Whether you’re using PowerPoint, Prezi or a flipchart you’ve got to grab your audience’s attention from the off so make sure that the first thing that they see and how will surprise, amuse, intrigue, frighten, shock…just add your own emotion to the list. Your PowerPoint might start with a remarkable fact or statistic. It could be a short film. We recently helped the marketing director of a car company with a presentation. The PowerPoint featured a photograph of a young woman and my client introduced her to the audience – where she lived, where she shopped, how she managed her children and her job and what she likes doing at the weekend. He also mentioned that she was now going to be one of the most important people in their lives.
Just when the audience of salespeople were beginning to wonder what on earth the speaker was talking about he explained that this fictional young woman was the target audience for a new range of cars that the company was producing and that they’d be selling.
2. Use as few words as possible.
As a speechwriter and copywriter, whether I’m writing a presentation, some marketing copy, a blog or an advertorial I’m constantly looking to cut out excess verbiage. As they say: “Good writing is not when you’ve added everything you want, it’s when you’ve taken away everything you can.”
Almost nowhere is this more obvious than with PowerPoint. Bullet points are fine but there should not be more than three of them. We can only take away a maximum of three messages, after all. Think of the wording on your slide as a newspaper or TV news headline. You don’t have to say the whole thing. You’re just looking to sum up your point or even hint at it.
3. Use images rather than words wherever possible.
A picture paints a thousand words, it’s often said and when you come to think about it so much of the language we use about understanding is visual, if you see what I mean. Do you get the picture? Is that clear?

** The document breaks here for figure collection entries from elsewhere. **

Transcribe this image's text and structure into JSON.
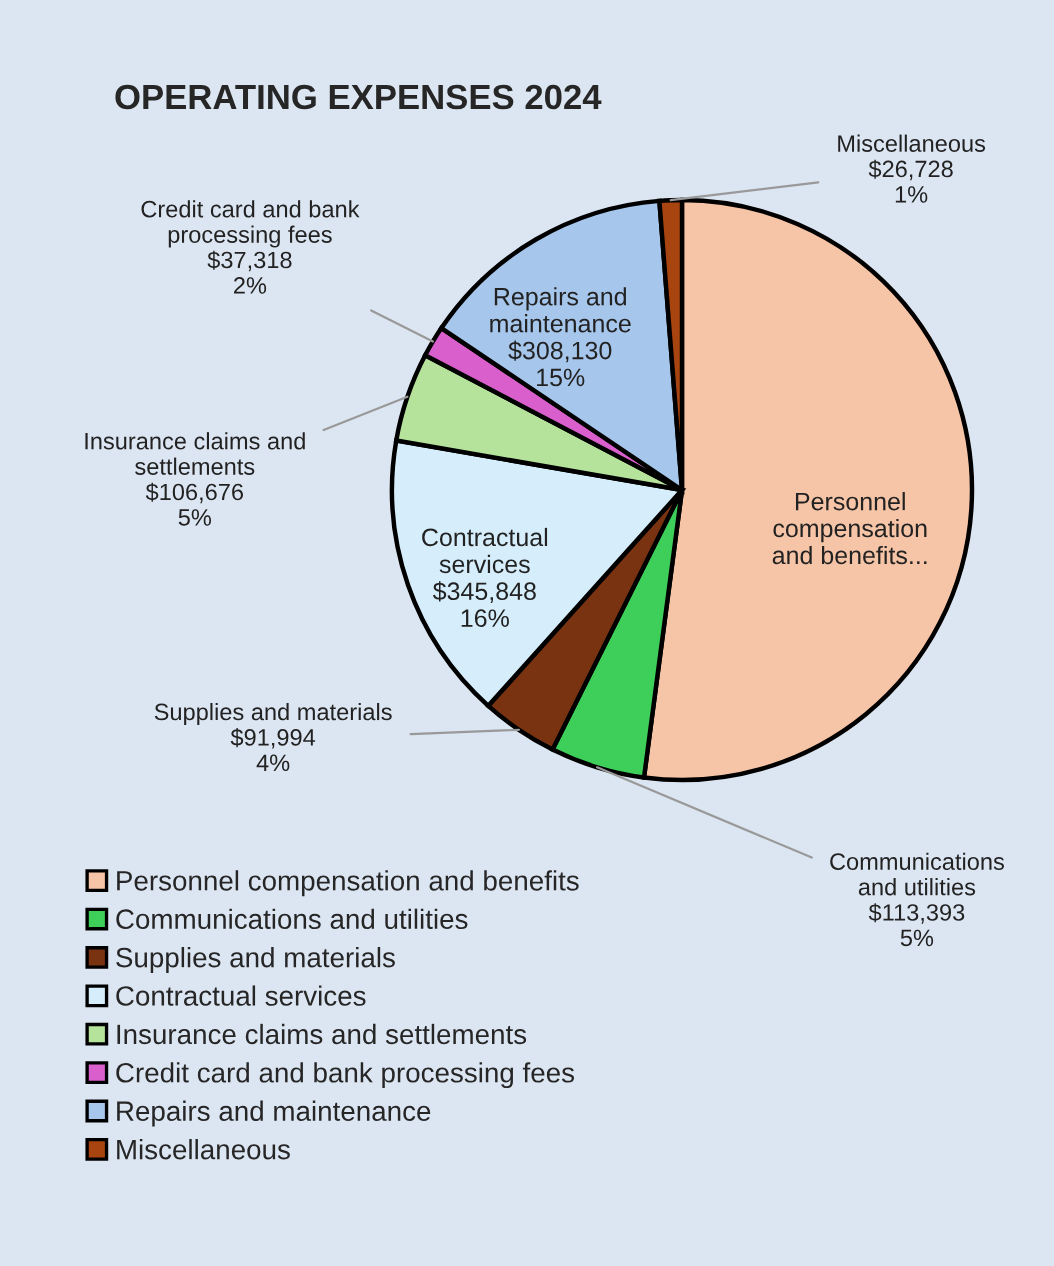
{
  "chart_data": {
    "type": "pie",
    "title": "OPERATING EXPENSES 2024",
    "categories": [
      "Personnel compensation and benefits",
      "Communications and utilities",
      "Supplies and materials",
      "Contractual services",
      "Insurance claims and settlements",
      "Credit card and bank processing fees",
      "Repairs and maintenance",
      "Miscellaneous"
    ],
    "values": [
      1120000,
      113393,
      91994,
      345848,
      106676,
      37318,
      308130,
      26728
    ],
    "colors": [
      "#f6c4a6",
      "#3ecf5a",
      "#7a3310",
      "#d6eefb",
      "#b5e39c",
      "#d95fcc",
      "#a6c6ec",
      "#a8440f"
    ],
    "value_labels": [
      "Personnel\ncompensation\nand benefits...",
      "Communications\nand utilities\n$113,393\n5%",
      "Supplies and materials\n$91,994\n4%",
      "Contractual\nservices\n$345,848\n16%",
      "Insurance claims and\nsettlements\n$106,676\n5%",
      "Credit card and bank\nprocessing fees\n$37,318\n2%",
      "Repairs and\nmaintenance\n$308,130\n15%",
      "Miscellaneous\n$26,728\n1%"
    ],
    "legend": "bottom left"
  }
}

So include a wide range of images. These could be quite literally what you’re talking about, such as a building, a person or a new product. Or they could be metaphors. A stormy sky to describe risks and troubles ahead might be a cliché but you might be able to something more unusual and tangential. Again, surprising, intriguing or amusing your audience with visuals will help to make your PowerPoint presentation more memorable.
4. Include some stories.
Actually, include lots of stories. Whether you’re using a PowerPoint or simply talking to a group of people, stories engage the brain, illustrator point and help people to remember what you said. Human beings relate to human beings, not statistics and facts. Stories about people involve emotion and the part of the brain that handles emotion is closely connected to that which deals with memory. I’m not advocating an Oscar acceptance speech but add some emotion to your PowerPoint and you’ll make it more memorable.
We did a presentation for a leader in the construction industry. It was about the next generation of talent. Three quarters of his PowerPoint was video and still images of young people. Not just clichéd library pictures but real photographs and video of real apprentices and trainees. We had great fun filming and photographing them on my iPhone. They talked about how they had come into the industry, about their first day on the job, about what they liked and didn’t like and how their family and friends had reacted to their new careers. We filmed them on site and even got them to do video “selfies” of their working lives.
Having embedded these in the PowerPoint we then had slides making simple points about what the industry should and should not do to recruit and develop new talent based on what we’d just heard from these young people and their managers. Story > point, you see.
5. You’ve done your PowerPoint slides now think about what you’re going to say.
All too often people assume that once they’ve written their PowerPoint most of their work is done. On the contrary it’s just begun. You need to think about how your script amplifies and elaborates on what you’ve put on your slides.
Don’t just read out loud what you’re written on your slides and very importantly make sure that you’re not turning your back on your audience. Let people read and absorb the content of your PowerPoint and then speak.
The other essentials of public speaking that we teach our presentation skills workshops and courses apply. We always say PBS – Pause, Breathe, Smile before you speak. Take your time, vary your pace and tone, sweep the room with your eyes. Remember it’s your audience and not your PowerPoint that is the focus on your presentation.